In December 2022 Tamil Nadu launched its own Climate Change Mission. Its goals include the development of strategies to cut emissions by using green and renewable energy. This complements an earlier announcement by the State Government, that it aims to add an additional 20 GW of solar energy by the year 2030.
More recently, in March 2023, the Tamil Nadu Governments announced that it will target that 50% of all energy will be sourced from renewable energy sources. If the state where to meet this target it would firmly establish itself as a climate leader on the national and international stage. Further, Tamil Nadu aspires to be a leading export state and as there is increasing international supply chain pressures for industries to reduce their carbon emissions accelerating the transition towards a renewable energy can help its industries to stay competitive in a decarbonizing world. An accelerated energy transition will also promote Tamil Nadu as an attractive location for industries.
In FY 2021-22 the total energy generated was 1,17,553 million units (MU). Renewable energy, this is solar, wind, bioenergy, and hydro, accounted for a 22% of the total energy generation in FY 2021-22. Coal power with a share of 70% is the single largest energy sources. This total energy generation can be subdivided into two parts, (i) energy procured by TANGEDCO and (ii) energy under Open Access. TANGEDCO accounted for 83% or 97,297 MU of energy in FY 2021-22. Whereas the remaining 17% of 20,266 MU are on account of Open Access.
Interestingly TANGEDO procured only 16% of its energy from renewables. Whereas 52% of all energy under Open Access is RE. 51% of all energy procured by TANGEDCO came from either TANGEDCO owned or Centra owned coal power plants. The actual share of coal power may be higher as there is 24% of energy that was sourced under the category ‘Short term and others’ and this may primarily be coal power.
To meet the 2030 RE target an additional 60,637 MU of RE will need to be generated in 2030. This represents approximately an addition of 28 GW of wind energy capacity or a 32 GW of solar energy capacity and means that in the next six years starting with FY 2023-24 approximately 4.80– 5.50 GW of renewable energy capacity needs to go on-grid. The average annual RE capacity addition in Tamil Nadu from 2018 to 2023 was 1.21 GW.
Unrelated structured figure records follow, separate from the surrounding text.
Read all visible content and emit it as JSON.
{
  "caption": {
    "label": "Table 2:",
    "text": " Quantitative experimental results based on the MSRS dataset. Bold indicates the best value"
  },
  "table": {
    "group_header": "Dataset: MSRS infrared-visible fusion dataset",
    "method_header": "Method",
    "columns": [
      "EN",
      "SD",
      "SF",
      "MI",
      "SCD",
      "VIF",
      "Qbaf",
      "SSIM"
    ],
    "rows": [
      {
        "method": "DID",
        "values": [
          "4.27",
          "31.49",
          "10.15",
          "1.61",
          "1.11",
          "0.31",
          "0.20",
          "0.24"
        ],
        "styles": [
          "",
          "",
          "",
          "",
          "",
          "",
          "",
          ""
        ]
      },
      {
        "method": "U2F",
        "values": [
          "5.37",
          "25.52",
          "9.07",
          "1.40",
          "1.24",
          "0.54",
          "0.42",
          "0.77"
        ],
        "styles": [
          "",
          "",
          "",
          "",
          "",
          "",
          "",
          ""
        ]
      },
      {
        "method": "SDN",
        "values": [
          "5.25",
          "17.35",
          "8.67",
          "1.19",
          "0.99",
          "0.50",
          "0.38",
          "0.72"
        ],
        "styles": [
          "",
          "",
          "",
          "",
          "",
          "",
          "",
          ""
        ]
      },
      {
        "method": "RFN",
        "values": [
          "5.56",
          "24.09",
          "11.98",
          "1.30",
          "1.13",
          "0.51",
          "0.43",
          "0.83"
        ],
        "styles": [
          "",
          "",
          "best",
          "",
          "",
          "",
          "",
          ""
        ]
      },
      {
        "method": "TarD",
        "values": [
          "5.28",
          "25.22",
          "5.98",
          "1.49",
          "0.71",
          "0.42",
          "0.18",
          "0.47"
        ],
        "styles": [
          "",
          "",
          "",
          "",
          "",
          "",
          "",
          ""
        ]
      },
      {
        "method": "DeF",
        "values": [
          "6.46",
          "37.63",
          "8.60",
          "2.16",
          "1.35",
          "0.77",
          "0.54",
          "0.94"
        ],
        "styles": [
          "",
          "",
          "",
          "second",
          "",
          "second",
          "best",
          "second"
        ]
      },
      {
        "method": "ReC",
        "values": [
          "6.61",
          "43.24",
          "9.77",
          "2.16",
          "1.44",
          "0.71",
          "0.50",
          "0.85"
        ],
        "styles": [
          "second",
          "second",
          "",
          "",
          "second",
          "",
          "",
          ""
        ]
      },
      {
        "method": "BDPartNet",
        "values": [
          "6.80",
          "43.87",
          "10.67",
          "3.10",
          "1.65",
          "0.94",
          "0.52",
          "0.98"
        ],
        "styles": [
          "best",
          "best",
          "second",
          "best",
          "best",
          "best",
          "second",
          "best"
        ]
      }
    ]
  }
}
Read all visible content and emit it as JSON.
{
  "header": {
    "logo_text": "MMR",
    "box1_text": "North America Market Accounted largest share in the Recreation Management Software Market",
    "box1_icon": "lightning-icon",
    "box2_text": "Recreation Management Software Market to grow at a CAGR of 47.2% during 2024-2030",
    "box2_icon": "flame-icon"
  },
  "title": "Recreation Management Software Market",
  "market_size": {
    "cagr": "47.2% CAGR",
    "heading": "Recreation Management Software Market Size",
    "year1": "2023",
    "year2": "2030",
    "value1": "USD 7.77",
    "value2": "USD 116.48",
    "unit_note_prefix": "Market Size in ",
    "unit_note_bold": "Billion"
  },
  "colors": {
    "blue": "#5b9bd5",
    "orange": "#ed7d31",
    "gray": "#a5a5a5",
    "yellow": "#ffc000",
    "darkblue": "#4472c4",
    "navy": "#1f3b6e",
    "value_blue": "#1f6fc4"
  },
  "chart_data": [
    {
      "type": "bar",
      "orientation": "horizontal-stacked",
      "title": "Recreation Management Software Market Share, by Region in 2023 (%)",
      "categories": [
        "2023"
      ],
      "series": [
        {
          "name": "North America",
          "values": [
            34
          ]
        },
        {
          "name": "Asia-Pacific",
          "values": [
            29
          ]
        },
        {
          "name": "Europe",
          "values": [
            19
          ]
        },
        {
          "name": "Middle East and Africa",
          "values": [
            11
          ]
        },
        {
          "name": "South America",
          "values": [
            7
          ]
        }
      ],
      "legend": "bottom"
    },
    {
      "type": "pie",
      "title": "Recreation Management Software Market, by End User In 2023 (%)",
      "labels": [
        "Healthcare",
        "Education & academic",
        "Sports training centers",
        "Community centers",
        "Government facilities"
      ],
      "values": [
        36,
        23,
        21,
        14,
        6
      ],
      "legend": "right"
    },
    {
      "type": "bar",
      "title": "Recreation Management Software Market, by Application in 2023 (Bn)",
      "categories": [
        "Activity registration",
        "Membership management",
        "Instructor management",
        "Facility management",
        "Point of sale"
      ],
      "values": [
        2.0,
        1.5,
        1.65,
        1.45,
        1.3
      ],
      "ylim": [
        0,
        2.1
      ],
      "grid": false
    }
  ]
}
Meeting the 50% RE target will require a concerted effort by all major power sector institutions and players including the distribution licensee, the Electricity Regulatory Commission, the Energy Department, Independent Power producers and the consumers/prosumers. The state would do well to develop an overarching energy policy that aligns policy targets with operations and sets a clear and concise long-term vision for the state’s power sector and its decarbonization pathway.